Rationale: Activins are members of the transforming growth factor-beta superfamily thought to be involved in repair processes after tissue injury.
Objectives: The aim of this study was to clarify whether activin and its antagonist, follistatin, played a significant role in lung injury and fibrosis.
Methods and results: In bleomycin (BLM)-treated rat lung, mRNA for the beta(A) subunit of activin was upregulated on Days 3 and 7 and decreased gradually thereafter. Immunoreactive activin A was abundantly expressed in macrophages infiltrated in the lung, and was detected in fibroblasts accumulated in the fibrotic area on Day 28. We then administered follistatin, an activin antagonist, to BLM-treated rats.

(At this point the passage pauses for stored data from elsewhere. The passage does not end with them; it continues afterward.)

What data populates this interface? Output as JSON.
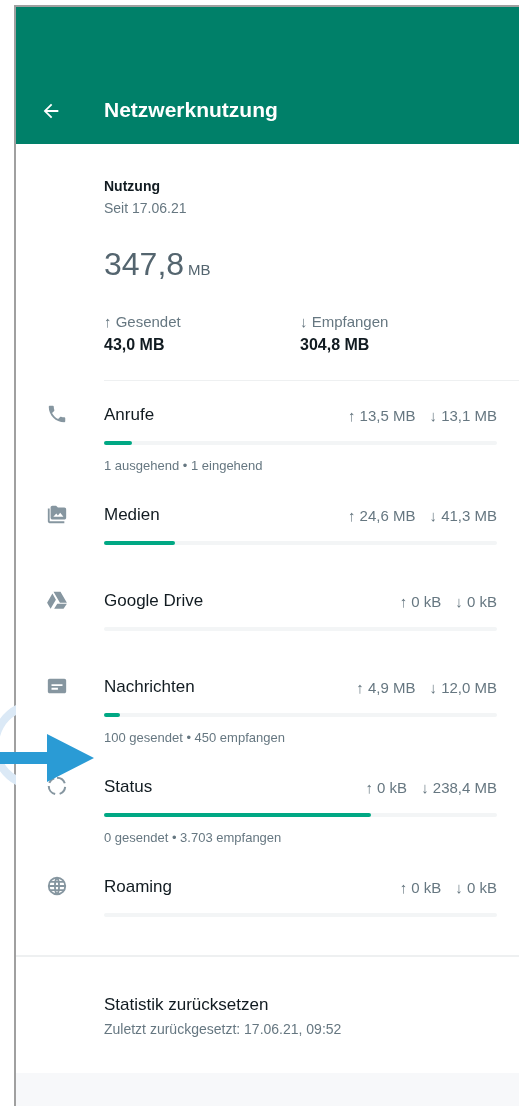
{
  "header": {
    "title": "Netzwerknutzung"
  },
  "summary": {
    "label": "Nutzung",
    "since": "Seit 17.06.21",
    "total": "347,8",
    "total_unit": "MB",
    "sent_label": "↑ Gesendet",
    "sent_value": "43,0 MB",
    "received_label": "↓ Empfangen",
    "received_value": "304,8 MB"
  },
  "categories": [
    {
      "name": "Anrufe",
      "sent": "↑ 13,5 MB",
      "received": "↓ 13,1 MB",
      "level": 0.07,
      "detail": "1 ausgehend • 1 eingehend"
    },
    {
      "name": "Medien",
      "sent": "↑ 24,6 MB",
      "received": "↓ 41,3 MB",
      "level": 0.18
    },
    {
      "name": "Google Drive",
      "sent": "↑ 0 kB",
      "received": "↓ 0 kB"
    },
    {
      "name": "Nachrichten",
      "sent": "↑ 4,9 MB",
      "received": "↓ 12,0 MB",
      "level": 0.04,
      "detail": "100 gesendet • 450 empfangen"
    },
    {
      "name": "Status",
      "sent": "↑ 0 kB",
      "received": "↓ 238,4 MB",
      "level": 0.68,
      "detail": "0 gesendet • 3.703 empfangen"
    },
    {
      "name": "Roaming",
      "sent": "↑ 0 kB",
      "received": "↓ 0 kB"
    }
  ],
  "reset": {
    "title": "Statistik zurücksetzen",
    "subtitle": "Zuletzt zurückgesetzt: 17.06.21, 09:52"
  }
}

Follistatin significantly reduced the number of macrophages and neutrophils in bronchoalveolar lavage and reduced the protein content. Histologically, follistatin markedly reduced the number of infiltrating cells, ameliorated the destruction of lung architecture on Day 7, and attenuated lung fibrosis on Day 28. The hydroxyproline content was significantly lower in follistatin-treated rats. In cultured lung fibroblasts, production of activin A was augmented by transforming growth factor-beta, and activin antagonist follistatin significantly inhibited transforming growth factor-beta-induced fibroblast activation. These results suggest that activin A was produced in the lung after BLM treatment and promoted acute inflammation and subsequent fibrosis.
Conclusions: Follistatin is effective in treating acute lung injury and BLM-induced fibrosis by blocking the actions of activin and transforming growth factor-beta.